A Big Mac packs 1,010 milligrams of sodium. Pair it with a large fries (400 milligrams) and a medium chocolate shake (190 milligrams) and you're looking at more sodium in a sitting than the American Heart Association's recommended ideal limit for a day.
It's well known that salty foods can raise blood pressure (it's especially true for those who are sensitive to sodium or already have hypertension). But were you aware of another potential side effect of a high-sodium McDonald's meal? Bloating. In a study in the American Journal of Gastroenterology that examined high- and low-sodium diets, researchers discovered that high salt intake increased the risk of bloating by about 27% compared with low-sodium diets. Just like these 19 Foods That Cause Bloating And Gut Discomfort.
A shorter life.
Of course, an occasional cheeseburger isn't going to send you to the cemetery prematurely, but you don't have to be an actuary to recognize the health risks of eating a lot of fast-food every week, particularly metabolic syndrome, a cluster of symptoms that include a large waist, high triglycerides, low HDL "good" cholesterol, and elevated blood pressure and blood sugar.

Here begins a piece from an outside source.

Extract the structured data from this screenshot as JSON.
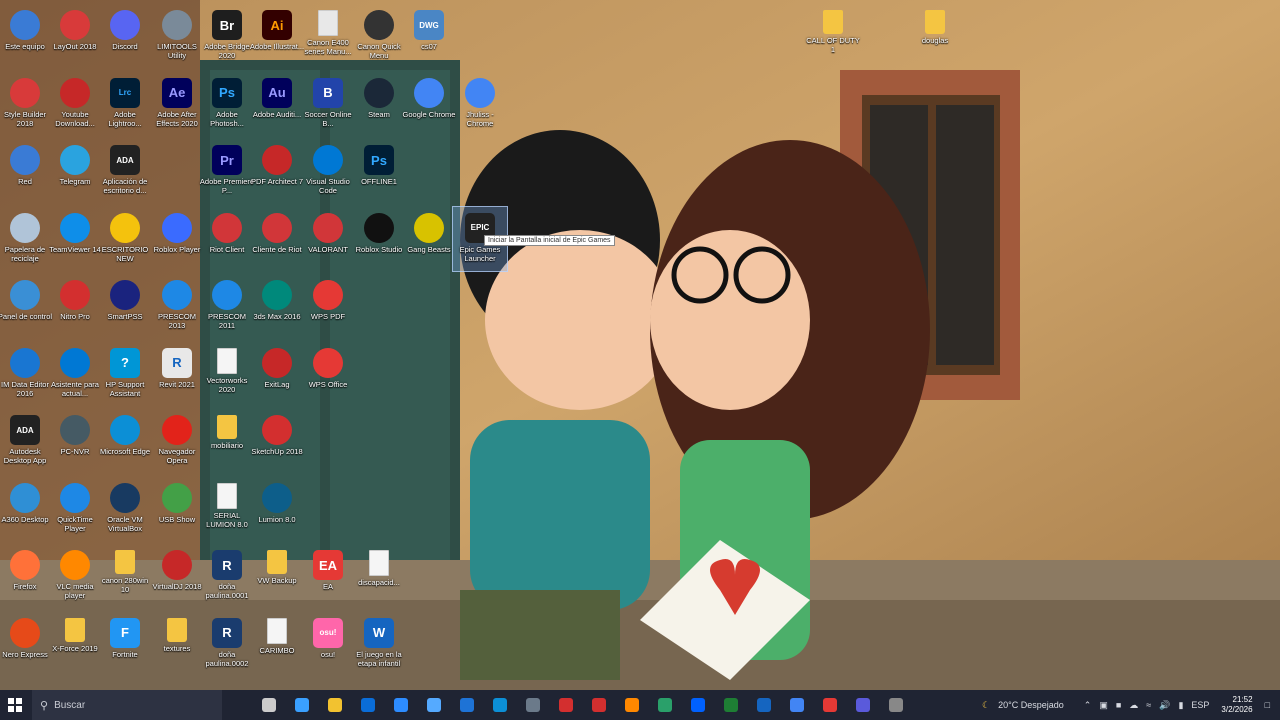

"While red meat provides some essential nutrients, including protein and iron, this is not something good to consume in excess," says Dr. Bana. Red meat and fried foods—which make up the bulk of McDonald's menu offerings—are high in saturated fat, and overconsumption may contribute to the development of conditions such as heart disease, type 2 diabetes, and cancer, she says. A few years ago, a Harvard study in BMJ suggested that increased red meat intake boosts your risk for early death. But there are many things you can do to improve your chances of blowing out 100 birthday candles someday: Check out these easy ways to live longer, according to doctors.
A gnawing emptiness.
The sheer volume of fast food may expand your stomach, but its nutritional inadequacies will leave you empty inside. What's more, the content of that food can quickly usher back even stronger hunger pangs, says Joey Thurman, CPT, FNS, a nutrition expert and personal trainer at kuudose. "Just take a look at McDonald's pancakes breakfast which gives you a tremendous insulin spike from the syrup and fiber-void, highly processed, high-glycemic ingredients," he says. High glycemic foods are absorbed quickly, causing a rapid rise in blood sugar and an equally quick dip that may trigger shaky feelings and a hunger for more quick carbs. A regular diet of these foods will send you "on your way to taking years off of your life through diabetes, heart disease, and all sorts of other issues," says Thurman, author of 365 Health and Fitness Hacks That Could Save Your Life.
Trouble getting pregnant.
There are a lot of reasons to avoid frequent stops to fast food joints like McDonald's when trying to get pregnant. "Studies link red meat to decreased fertility outcomes, and multiple studies have shown that fast food intake is associated with poorer fertility outcomes," says nutrition consultant Nicole Avena, PhD, an assistant professor of neuroscience at Mount Sinai School of Medicine and author of the forthcoming book What to Eat When You Want to Get Pregnant. She advises those who are already pregnant to avoid fast foods because they are high in salt and saturated fats, "which are not the 'healthy' types of fats, like omega-3s needed for brain development."